David J. Beal was a familiar presence at City Hall for years before stepping down as a commissioner in 2009, but he returned there Thursday night to receive a top state honor.
As a roomful of family members, friends and well-wishers watched during a Mount Airy Board of Commissioners meeting, Beal was recognized publicly for a lifetime of public service with the Order of the Long Leaf Pine award. It is has been called the highest civilian honor given in North Carolina.
“This is an award that is very, very special,” state Rep. Sarah Stevens said when presenting the Order of the Long Leaf Pine certificate to a man who has worn many hats during his long career.

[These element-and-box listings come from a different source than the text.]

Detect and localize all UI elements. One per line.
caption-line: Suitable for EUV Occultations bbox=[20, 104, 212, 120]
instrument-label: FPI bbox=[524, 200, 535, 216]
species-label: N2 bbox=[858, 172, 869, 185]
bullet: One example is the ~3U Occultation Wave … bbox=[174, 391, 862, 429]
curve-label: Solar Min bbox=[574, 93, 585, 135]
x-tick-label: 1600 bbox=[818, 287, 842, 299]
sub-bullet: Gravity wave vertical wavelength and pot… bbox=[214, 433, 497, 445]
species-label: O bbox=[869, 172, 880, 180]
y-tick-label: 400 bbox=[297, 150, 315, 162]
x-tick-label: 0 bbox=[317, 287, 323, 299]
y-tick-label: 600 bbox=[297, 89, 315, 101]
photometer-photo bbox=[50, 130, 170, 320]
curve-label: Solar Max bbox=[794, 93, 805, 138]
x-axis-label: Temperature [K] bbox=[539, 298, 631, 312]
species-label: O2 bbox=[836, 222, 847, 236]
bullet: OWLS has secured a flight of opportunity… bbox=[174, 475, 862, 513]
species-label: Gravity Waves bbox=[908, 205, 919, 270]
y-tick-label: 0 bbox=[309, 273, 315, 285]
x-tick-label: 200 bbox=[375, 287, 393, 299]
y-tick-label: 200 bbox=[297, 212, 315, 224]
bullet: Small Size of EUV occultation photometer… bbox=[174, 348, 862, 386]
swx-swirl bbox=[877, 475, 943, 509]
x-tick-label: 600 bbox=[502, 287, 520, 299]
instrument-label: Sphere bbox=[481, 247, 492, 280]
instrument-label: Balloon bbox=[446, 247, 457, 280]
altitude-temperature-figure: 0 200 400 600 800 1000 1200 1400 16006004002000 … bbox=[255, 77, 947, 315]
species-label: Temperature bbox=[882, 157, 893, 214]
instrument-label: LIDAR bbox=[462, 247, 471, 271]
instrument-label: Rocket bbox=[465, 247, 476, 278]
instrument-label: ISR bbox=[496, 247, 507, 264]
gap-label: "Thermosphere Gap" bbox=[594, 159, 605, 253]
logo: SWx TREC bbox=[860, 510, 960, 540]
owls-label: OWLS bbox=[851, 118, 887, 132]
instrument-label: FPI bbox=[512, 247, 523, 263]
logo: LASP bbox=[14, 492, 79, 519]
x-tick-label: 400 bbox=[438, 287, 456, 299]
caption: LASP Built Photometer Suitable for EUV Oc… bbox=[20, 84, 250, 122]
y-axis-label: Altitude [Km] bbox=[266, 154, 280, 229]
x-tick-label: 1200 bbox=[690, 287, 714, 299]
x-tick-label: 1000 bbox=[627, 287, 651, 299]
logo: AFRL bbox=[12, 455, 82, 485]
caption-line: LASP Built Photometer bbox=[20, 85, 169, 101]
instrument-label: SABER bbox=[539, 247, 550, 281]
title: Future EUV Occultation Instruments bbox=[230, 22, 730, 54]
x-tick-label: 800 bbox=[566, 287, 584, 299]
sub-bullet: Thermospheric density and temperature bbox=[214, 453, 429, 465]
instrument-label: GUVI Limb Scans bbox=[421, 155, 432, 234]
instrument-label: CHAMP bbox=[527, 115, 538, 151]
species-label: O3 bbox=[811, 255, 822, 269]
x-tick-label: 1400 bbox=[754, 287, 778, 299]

In addition to serving as a city councilman for 10 years representing the South Ward, Beal is a former police chief here who also was a member of the Mount Airy Board of Education for seven years. Additionally, Beal was Surry County’s clerk of Superior Court for 14 years and served as an agent with the State Bureau of Investigation.
His service was not restricted to the public sector, however, with Beal also retiring as vice president of human resources for Renfro Corp. in Mount Airy.
“What this impressive resume does not show, however, is the character and integrity of the man behind it all,” Halee Ratcliff told the audience gathered Thursday night in the council chambers for the bestowing of the state award by Rep. Stevens.
Ratcliff is a student at Appalachian State University who is familiar with Beal from her former days at Mount Airy High, where he is an ardent supporter of Bears sports teams and well known as a public address announcer for baseball and other games.
The ASU student, who was an athlete at Mount Airy High, also cited Beal’s longtime involvement with minor league baseball, including serving as special assistant to the general manager of the Winston-Salem Spirits and Warthogs for 20 seasons. He is a member of the Winston-Salem Baseball Hall of Fame, the Greater Mount Airy Sports Hall of Fame and the ring of honor of the Surry County Sports Hall of Fame.
After working last summer in the Raleigh legislative office of Rep. Stevens, who is an attorney in Mount Airy, Ratcliff said “one of our first projects” was to nominate Beal for the Order of the Long Leaf Pine. Award recipients are approved by the governor, in this case Pat McCrory.
“Governor McCrory is very selective in awarding the Order of the Long Leaf Pine and the average process time for an application is about six weeks,” Ratcliff advised the crowd.
“When I received the call from the governor’s office that Mr. Beal’s application had been processed and accepted only two weeks after submission, I was hardly surprised.”
“It is personally signed by the governor” and not stamped, Rep. Stevens pointed out when presenting the Order of the Long Leaf Pine certificate to Beal, who subsequently received a standing ovation from those in attendance.
The Order of the Long Leaf Pine recipient said in remarks to the audience after receiving the award that he came to Mount Airy in 1967 expecting to stay only a short time.
“But it’s turned into about 50 years now,” he said.
Beal’s place in the community was cemented when he was appointed chief of police at the urging of top Mount Airy elected officials at the time.
“From that day on, I felt accepted in the community,” he said.
Beal added that words can’t express how good he feels about becoming an Order of the Long Leaf Pine honoree, and credited those he has been surrounded by over the years.
“I have had the best people, the best family, the greatest associates with me in my jobs,” Beal said.
He also credited the city officials he served with, many who are deceased. “I feel very special in this room,” Beal said from the podium of council chambers.
The longtime Mount Airy resident mentioned that everything he has accomplished was fueled by a desire to make a difference.
To illustrate that point, Beal referred to how he has drawn inspiration from Thomas the Tank Engine, the basis for a British children’s television series in which Thomas constantly seeks to be “a really useful engine.”
“Living a useful life is something I have tried to do,” Beal said.
He has succeeded, based on the reception the award presentation produced Thursday night.
“If somebody asked me the definition of a good man,” Mayor David Rowe commented at the end of the ceremony, “I’d say David Beal.”